Global warming may have something to do with flooding, but human actions and greed have played a bigger part.
Many are perplexed at the level of flooding in Nairobi and Narok. There is no reason to be puzzled; the chickens are coming home to roost. Effects of years of poor planning, neglect of the environment and unsustainable development are beginning to register.
Better get used as this is likely to be the norm. These floods have not yet claimed life in a big scale but its only a matter of time. We are reaping where we have so carelessly sowed; sleepwalking down a road to assured destruction.
In ideal situation, the arrival of the rainy season should be good news and/or omen to farmers countrywide.
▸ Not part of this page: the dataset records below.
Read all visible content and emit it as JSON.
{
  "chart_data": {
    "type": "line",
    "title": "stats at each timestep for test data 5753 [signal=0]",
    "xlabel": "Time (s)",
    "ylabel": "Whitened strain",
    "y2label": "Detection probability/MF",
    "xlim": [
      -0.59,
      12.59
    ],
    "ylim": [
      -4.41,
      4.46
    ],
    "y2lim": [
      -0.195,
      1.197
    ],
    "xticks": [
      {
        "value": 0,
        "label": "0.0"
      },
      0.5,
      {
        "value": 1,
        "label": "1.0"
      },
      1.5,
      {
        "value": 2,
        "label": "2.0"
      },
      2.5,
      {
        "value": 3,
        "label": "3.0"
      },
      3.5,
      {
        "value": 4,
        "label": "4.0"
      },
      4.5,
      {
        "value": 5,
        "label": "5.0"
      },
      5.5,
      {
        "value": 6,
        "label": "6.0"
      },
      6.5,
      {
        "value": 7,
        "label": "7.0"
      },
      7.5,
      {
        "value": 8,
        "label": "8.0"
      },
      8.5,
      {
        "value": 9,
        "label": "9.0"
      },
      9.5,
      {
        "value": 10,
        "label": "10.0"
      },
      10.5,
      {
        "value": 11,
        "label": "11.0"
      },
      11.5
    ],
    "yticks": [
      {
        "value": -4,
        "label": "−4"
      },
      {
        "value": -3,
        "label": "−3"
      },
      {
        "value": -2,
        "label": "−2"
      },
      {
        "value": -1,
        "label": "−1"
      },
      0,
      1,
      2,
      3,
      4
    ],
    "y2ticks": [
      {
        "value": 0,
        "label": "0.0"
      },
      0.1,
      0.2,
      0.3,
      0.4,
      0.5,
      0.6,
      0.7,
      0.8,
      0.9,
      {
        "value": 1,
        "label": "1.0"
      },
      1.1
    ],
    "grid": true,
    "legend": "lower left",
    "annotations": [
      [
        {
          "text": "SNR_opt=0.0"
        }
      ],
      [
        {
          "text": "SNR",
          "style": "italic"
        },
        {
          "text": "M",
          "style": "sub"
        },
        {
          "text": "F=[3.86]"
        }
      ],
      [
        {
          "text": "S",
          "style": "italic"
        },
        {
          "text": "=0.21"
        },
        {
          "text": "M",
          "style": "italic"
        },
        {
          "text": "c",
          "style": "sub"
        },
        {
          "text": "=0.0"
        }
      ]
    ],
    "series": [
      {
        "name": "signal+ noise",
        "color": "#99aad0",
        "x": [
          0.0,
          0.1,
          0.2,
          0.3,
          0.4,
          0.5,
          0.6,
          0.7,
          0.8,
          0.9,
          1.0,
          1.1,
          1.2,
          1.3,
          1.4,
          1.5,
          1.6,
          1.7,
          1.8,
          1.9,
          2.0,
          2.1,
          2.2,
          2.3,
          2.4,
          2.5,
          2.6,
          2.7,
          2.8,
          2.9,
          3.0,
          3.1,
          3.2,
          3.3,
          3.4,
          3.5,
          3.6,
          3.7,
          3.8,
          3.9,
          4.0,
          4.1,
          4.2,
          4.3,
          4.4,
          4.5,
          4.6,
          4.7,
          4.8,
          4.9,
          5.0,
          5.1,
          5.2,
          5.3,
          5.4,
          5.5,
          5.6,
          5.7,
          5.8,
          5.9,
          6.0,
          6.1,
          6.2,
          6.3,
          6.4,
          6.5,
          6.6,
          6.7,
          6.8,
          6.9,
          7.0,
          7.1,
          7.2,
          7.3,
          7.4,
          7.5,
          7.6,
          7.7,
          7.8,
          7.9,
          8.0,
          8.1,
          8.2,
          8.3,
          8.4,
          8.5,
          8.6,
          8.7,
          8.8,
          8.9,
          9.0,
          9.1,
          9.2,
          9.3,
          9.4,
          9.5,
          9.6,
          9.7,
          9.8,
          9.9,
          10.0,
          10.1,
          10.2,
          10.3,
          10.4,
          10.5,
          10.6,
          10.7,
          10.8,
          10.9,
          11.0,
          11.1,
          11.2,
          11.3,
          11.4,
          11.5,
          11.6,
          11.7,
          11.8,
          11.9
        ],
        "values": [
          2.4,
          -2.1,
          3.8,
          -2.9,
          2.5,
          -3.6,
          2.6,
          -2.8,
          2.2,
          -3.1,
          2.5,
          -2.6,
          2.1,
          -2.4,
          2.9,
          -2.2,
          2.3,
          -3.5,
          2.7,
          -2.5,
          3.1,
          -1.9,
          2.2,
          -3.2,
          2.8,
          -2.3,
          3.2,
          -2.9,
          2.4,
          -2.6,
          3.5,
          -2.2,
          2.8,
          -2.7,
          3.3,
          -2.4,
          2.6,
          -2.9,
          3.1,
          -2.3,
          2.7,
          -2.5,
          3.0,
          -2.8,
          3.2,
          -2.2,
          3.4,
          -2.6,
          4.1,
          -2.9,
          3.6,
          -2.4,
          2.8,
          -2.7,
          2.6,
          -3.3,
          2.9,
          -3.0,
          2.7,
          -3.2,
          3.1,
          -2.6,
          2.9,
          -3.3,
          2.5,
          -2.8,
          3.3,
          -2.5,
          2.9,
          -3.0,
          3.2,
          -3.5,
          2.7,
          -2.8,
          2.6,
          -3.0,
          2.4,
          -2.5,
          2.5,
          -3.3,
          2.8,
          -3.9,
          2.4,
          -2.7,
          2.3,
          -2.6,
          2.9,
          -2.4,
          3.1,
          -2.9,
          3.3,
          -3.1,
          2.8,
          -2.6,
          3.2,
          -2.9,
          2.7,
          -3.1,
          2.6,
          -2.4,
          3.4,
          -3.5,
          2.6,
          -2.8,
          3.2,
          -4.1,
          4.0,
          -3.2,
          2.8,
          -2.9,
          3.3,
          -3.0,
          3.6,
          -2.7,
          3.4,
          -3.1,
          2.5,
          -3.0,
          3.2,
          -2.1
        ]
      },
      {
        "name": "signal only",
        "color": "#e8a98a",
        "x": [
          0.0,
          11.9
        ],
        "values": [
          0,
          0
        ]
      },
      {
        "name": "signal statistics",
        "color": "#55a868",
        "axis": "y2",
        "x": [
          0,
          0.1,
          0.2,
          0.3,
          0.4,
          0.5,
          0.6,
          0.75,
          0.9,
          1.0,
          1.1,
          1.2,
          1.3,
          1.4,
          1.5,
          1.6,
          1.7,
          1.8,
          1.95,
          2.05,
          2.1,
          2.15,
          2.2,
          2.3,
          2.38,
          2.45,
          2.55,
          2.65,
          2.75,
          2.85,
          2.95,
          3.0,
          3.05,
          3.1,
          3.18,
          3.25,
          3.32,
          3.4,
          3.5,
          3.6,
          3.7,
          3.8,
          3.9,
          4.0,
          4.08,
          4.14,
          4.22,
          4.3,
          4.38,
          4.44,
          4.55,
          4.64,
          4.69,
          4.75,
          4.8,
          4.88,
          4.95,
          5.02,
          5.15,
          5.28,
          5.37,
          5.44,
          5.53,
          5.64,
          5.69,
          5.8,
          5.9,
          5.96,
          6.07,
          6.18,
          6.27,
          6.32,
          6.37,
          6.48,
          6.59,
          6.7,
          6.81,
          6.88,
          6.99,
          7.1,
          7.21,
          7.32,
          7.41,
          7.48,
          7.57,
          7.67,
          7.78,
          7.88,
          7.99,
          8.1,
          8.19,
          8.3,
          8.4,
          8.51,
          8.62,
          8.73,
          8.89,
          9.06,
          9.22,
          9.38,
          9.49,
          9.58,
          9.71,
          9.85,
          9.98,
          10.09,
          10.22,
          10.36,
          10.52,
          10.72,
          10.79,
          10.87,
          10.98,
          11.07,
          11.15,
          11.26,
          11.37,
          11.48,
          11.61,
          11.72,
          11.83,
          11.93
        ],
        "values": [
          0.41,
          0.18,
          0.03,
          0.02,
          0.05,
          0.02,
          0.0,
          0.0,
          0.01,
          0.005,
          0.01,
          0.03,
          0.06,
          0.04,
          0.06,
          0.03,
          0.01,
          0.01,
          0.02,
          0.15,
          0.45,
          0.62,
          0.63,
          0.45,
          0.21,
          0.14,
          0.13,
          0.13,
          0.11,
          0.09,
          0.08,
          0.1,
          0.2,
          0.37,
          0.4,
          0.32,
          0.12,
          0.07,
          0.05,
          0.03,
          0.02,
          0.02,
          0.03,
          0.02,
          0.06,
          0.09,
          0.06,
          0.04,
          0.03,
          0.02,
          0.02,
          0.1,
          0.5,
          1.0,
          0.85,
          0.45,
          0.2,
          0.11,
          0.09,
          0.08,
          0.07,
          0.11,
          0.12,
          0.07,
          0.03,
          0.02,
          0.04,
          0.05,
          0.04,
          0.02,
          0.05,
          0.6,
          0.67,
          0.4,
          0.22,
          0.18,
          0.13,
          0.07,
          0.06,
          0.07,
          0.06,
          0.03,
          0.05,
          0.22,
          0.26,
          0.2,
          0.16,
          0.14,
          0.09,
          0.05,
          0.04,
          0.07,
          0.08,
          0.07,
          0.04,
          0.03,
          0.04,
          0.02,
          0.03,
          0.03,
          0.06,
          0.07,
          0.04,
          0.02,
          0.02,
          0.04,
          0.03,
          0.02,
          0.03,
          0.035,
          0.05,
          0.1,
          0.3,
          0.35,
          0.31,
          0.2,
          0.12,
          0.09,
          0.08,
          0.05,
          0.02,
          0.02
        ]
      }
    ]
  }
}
However, this year, this portends gloom.
Over the past few years, we have experienced severe floods and other natural disasters. But too often, our response at county or national level, to these disasters has been chaotic and reactive after we are hit. Through floods, we have lost lives and property worth millions destroyed completely.
Because changes in the climate and weather patterns are constant; adequate awareness and preparation is urgently now needed for the unexpected but the planning should, like the weather pattern, be constant.
While it is vital to have mechanisms for urgent fixes to address unexpected tragedies, it is worth exploring more long-term ideas and planning better response to disasters, especially floods that are increasingly becoming a perennial problem.
The yester years, floods and other recent tragedies like collapsed buildings in Nairobi, fire tragedies in slums and cholera outbreaks due to torrential rain and/or poor hygiene have consistently proved disastrously how we are always caught off guard, precisely because we have failed to learn from our past mistakes as a people and get things right.
One expert in minister of Water and Irrigation once put it that people living in swamps should leave before the swamp swallows them, then the government should be or have thought of solving the massive housing problems especially in and around the places like Budalang'i, Narok and cities like Nairobi that have been experiencing this menace. It is unwise to limit the effects of floods to displacement of people from their homes. The implications of heavy rains and flooding goes beyond a temporary housing inconvenience.
But it has consistently destroyed crops; disrupted food production and, ultimately, caused food shortage. The government should prioritise disaster risk reduction in its plans and critically make funds available for emergency response because lack of funding greatly impedes quick response. The Ministry of Water and Irrigation and National Environmental Management (Nema) should take a key role in carving a sustainable flood management strategy for the nation and enforce it.
-Mr Onyango is an advocate of High Court of Kenya.